Notre perception de l'odeur fonctionne de façon similaire. Des molécules volatiles émises par des objets tels que la vanille ou une rose atteignent les récepteurs sur les poils délicats de la région épithéliale du nez et deviennent impliquées dans une interaction. Cette interaction est transmise au cerveau en tant que signal électrique et perçue comme une odeur. Tout ce que nous sentons, que cela soit plaisant ou désagréable n’est que la perception du cerveau des interactions de molécules volatiles une fois transformées en signaux électriques. Vous percevez dans votre cerveau l’odeur d'un parfum, d’une fleur, de la nourriture que vous aimez, de la mer, ainsi que d'autres odeurs que vous aimez ou détestez. Les molécules, elles-mêmes, ne sont jamais en contact direct avec le cerveau.
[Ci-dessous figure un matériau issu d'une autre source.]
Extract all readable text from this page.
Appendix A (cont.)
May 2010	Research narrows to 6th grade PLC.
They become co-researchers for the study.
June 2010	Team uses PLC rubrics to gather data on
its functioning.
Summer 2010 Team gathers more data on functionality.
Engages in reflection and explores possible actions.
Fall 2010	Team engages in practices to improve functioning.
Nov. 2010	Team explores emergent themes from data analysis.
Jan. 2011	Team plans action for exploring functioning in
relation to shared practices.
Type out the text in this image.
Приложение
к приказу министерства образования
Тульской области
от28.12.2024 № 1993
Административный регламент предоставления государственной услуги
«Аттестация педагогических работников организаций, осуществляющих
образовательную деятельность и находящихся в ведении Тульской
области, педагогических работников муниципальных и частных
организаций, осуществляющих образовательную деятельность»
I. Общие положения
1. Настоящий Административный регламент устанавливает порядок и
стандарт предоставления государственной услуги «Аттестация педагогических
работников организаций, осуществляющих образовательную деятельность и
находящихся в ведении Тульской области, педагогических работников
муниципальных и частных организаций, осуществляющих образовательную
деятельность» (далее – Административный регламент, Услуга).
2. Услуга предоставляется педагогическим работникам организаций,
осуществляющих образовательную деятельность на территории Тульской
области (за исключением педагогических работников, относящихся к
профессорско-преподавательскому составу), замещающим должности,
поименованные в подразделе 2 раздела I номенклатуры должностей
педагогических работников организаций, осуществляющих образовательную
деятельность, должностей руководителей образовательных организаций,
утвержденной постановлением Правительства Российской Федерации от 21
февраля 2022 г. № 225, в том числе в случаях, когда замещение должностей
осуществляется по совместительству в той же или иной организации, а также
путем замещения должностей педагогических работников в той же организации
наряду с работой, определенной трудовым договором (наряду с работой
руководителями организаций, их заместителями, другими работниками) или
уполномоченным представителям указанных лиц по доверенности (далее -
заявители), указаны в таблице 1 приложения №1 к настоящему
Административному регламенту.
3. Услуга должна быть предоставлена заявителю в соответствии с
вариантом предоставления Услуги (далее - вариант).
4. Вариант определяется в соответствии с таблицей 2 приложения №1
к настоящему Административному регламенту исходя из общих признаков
Et tout comme pour le son et la vue, ce qui atteint votre cerveau lorsque vous sentez une odeur, c’est uniquement un ensemble de signaux électriques. Autrement dit, toutes les odeurs que vous avez considérées depuis votre naissance comme appartenant aux objets externes ne sont que des signaux électriques véhiculés par les organes de vos sens. Berkeley dit à ce propos:

"Au début, on croyait que les couleurs, les odeurs… etc. ‘existaient vraiment’, mais par la suite on a renoncé à ces hypothèses et on a compris qu’elles n’existaient qu’en fonction de nos sensations." 7

De façon similaire, il existe quatre différents types de récepteurs chimiques dans la partie située sur le devant de la langue d'un être humain. Ils composent les différents goûts connus: le salé, le doux, l’aigre et l’amer. Ces récepteurs de goût transforment les perceptions en signaux électriques par une chaîne de processus chimique puis les transmettent au cerveau. Ces signaux sont perçus comme des goûts par le cerveau. Le goût que vous éprouvez quand vous mangez une barre de chocolat ou un fruit que vous aimez est l'interprétation des signaux électriques par le cerveau. Vous ne pourrez jamais approcher l'objet dans le monde externe; vous ne pourrez jamais voir, sentir ou goûter le chocolat en question. Si, par exemple, les nerfs de goût qui vont vers le cerveau sont sectionnés, votre cerveau ne pourrait connaître le goût de ce que vous avez mangé; dans ce cas, vous perdriez complètement votre sens du goût.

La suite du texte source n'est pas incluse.